PERFORMANCE BASED ON ACCOUNT TYPE
In January each year, clients receive annual performance reports for your accounts at Richardson GMP. The reports show how you have done as a household as well as account by account. You may notice quite a variation in the performance of one account to another, if you have a registered account (such as RRSP, RRIF or TFSA) as compared to a non-registered (or taxable) account. We thought you might be curious as to why there would be difference in performance.
At Jefferson|Steele Wealth management, we manage the vast majority of client accounts as one combined portfolio. If you are a couple with 2 RRSPs, 2 TFSAs, one joint account and one corporate account, we will manage all of these accounts with one overall asset allocation, which is usually guided by the target rate of return determined by your financial plan.

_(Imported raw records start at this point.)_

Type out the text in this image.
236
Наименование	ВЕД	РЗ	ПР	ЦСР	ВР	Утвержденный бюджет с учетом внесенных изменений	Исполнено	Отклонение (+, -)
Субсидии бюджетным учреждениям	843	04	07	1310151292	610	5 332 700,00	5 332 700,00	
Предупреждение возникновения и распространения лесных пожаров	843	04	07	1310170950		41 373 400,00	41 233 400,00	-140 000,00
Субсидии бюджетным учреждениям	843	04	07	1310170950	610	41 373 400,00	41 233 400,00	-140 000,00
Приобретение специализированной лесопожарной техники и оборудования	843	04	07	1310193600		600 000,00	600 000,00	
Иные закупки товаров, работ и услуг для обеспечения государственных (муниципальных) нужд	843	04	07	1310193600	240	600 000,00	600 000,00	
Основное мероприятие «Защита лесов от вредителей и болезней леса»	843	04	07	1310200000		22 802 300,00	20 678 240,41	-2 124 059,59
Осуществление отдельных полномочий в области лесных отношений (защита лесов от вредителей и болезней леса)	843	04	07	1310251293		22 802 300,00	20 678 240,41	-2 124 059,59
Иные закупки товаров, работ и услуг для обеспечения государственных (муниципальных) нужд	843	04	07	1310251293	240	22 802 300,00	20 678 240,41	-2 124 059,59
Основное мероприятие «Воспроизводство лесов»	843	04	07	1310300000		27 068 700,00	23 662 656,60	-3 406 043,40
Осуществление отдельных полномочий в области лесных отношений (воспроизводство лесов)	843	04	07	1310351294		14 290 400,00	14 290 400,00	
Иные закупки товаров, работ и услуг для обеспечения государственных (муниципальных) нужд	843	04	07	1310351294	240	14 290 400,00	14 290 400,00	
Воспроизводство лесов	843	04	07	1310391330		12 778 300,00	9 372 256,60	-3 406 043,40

We consider taxes when determining into which account an investment should go. For example, an equity which pays no dividend would be ideal in a non-registered (or taxable) account, but less ideal inside an RRSP. The reason is that if the investment increases in value in the non-registered account, no tax is owing until it is sold and then the gain is taxed at capital gains rates which are ½ of the tax rate charged on interest or employment income. If that same equity was inside a RRSP or RRIF and had the same gain, this would cause the future RRIF payments, which are taxed as income, to increase. As well, this gain would ultimately be taxed as income when the RRIF is ultimately de-registered on death. Another example would be a fixed income fund which pays out interest income each year. If possible, we would put this fund into an RRSP or RRIF. Second choice would be a TFSA and last choice would be a non-registered account.
As a result of this decision making process, clients with a theoretical 50% equity and 50% bond portfolio may have a RRSP or TFSA that is 100% fixed income or a non-registered that is 80%-100% equity. In a year like 2017, where equity markets handily out-performed fixed income markets, this can result in one account materially outperforming another.